L’Eglise apostolique arménienne dans l’histoire

L’Église apostolique arménienne a beaucoup souffert des persécutions successives, menées par la Russie tsariste, la Turquie ottomane, et le communisme soviétique qui a mené à sa quasi-éradication dans les années 1930 en Arménie même, mais la diaspora a contribué à sa survie. Un réveil religieux s’est fait jour dès le dégel qui a suivi la mort de Staline, puis grâce à la Perestroïka menée par le leader soviétique Mikhail Gorbatchev dans les années 1980, et, a fortiori, après l’indépendance de l’Arménie en 1991.

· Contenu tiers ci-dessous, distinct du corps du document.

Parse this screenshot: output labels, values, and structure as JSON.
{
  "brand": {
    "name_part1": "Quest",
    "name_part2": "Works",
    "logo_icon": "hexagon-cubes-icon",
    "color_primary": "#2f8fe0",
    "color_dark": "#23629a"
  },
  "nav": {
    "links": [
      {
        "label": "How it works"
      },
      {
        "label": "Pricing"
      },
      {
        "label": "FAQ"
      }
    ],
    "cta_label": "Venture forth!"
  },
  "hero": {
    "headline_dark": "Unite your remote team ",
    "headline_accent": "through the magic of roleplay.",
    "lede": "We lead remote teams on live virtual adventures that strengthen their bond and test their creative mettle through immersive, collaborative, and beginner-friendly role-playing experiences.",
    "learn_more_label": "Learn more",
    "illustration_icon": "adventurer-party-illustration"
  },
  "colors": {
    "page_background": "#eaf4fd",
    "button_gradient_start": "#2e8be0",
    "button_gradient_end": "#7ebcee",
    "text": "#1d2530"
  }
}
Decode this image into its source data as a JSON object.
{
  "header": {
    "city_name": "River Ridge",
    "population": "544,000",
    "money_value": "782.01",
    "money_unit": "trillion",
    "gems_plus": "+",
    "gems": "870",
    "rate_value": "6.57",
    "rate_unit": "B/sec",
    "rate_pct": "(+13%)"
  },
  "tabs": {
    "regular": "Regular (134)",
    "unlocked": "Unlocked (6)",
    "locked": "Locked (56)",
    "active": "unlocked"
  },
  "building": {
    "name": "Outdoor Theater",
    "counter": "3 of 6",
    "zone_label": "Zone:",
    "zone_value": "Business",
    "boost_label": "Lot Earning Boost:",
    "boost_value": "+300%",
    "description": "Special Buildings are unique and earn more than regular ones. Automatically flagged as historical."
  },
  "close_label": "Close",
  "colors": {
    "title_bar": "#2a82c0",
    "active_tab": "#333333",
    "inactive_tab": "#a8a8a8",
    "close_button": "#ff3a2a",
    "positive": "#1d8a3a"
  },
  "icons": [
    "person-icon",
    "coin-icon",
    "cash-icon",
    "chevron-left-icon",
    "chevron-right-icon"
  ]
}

La Constitution arménienne garantit la liberté religieuse et la séparation de l’Église et de l’État, mais l’appartenance au christianisme est un élément presque consubstantiel à l’arménité, selon de nombreux observateurs.

Les relations entre le Vatican et l’Église arménienne

Depuis une cinquantaine d’années, les relations entre le Vatican et le siège d’Etchmiadzine (le siège du catholicos de l’Eglise arménienne) se sont intensifiées. Une visite historique en 1996 au Vatican entre le Catholicos Karékine Ier et  Jean-Paul II (10-14 décembre) avait abouti à une déclaration commune. Cette « réconciliation historique » avait permis de dissiper les querelles théologiques entre les deux Églises vieille de 1500 ans.

Le voyage apostolique du Pape Jean-Paul II en Arménie a eu lieu en septembre 2001 pour célébrer le 1700e anniversaire du baptême du peuple arménien. Jean-Paul II devenait ainsi le premier chef de l’Eglise catholique à mettre un pied sur le sol arménien. Après une longue parenthèse soviétique, l’Eglise affaiblie et coupée de la société civile a retrouvé une place majeure dans la société arménienne. Cependant, la visite du Pape en 2001 a suscité un enthousiasme limité auprès de la population.

Le Pape et la lourde question du « génocide »

Cette fois-ci, la visite du Pape est particulièrement attendue par les Arméniens. Le 12 avril dernier, alors qu’il célébrait une messe commémorative à la basilique de Saint-Pierre-de-Rome avec les catholiques arméniens, le Pape François – accompagné de Nerses Bedros XIX Tarmouni, le patriarche de l’Église catholique arménienne, et en présence du président arménien Serzh Sargsuan – a brisé un tabou en employant le terme de : « Premier génocide du XXe siècle » pour dénoncer le massacre des Arméniens, perpétrés par l’Empire Ottoman et en procédant à la canonisation du million et demi de victimes. Une première pour un souverain pontife.

« C’est un peuple qui aurait dû mourir. 40% de la population sont des descendants de gens qui ont échappé au génocide » insiste Pierre Terzian, montrant à quel point la question est douloureuse dans le pays.

Le lendemain de son arrivée, le pape se rendra d’ailleurs au mémorial du génocide arménien à Erevan, où il déposera une gerbe de fleurs et rencontrera des descendants des réfugiés du massacre (qui avaient été accueillis par Benoit XV dans la résidence papale d’été Castel Gandolfo). Aucun discours n’est cependant prévu lors de cette visite.

Durant tout son séjour, le pape François ne devrait pas réemployer le terme de génocide qu’il avait déjà utilisé, le 12 avril 2015 en la basilique Saint-Pierre.

Décrivant ce 21 juin le voyage à la presse, le porte-parole du Vatican, le P. Federico Lombardi, s’est d’ailleurs gardé d’utiliser le mot de génocide, qui avait provoqué l’an dernier le rappel par Ankara de son ambassadeur près le Saint-Siège – revenu depuis. « Nous ne voulons pas être pris au piège de disputes politiques et sociologiques », a justifié le P. Lombardi.

Il y a quelques jours, lors d’une visite à un collège universitaire romain, François avait déclaré ne pas aimer le mot « génocide » à propos des chrétiens du Moyen-Orient.  « En vérité, il s’agit d’une persécution qui conduit les chrétiens à la fidélité, à la cohérence de leur propre foi. Ne faisons pas de réductionnisme sociologique du mystère de la foi, du martyre » a-t-il précisé.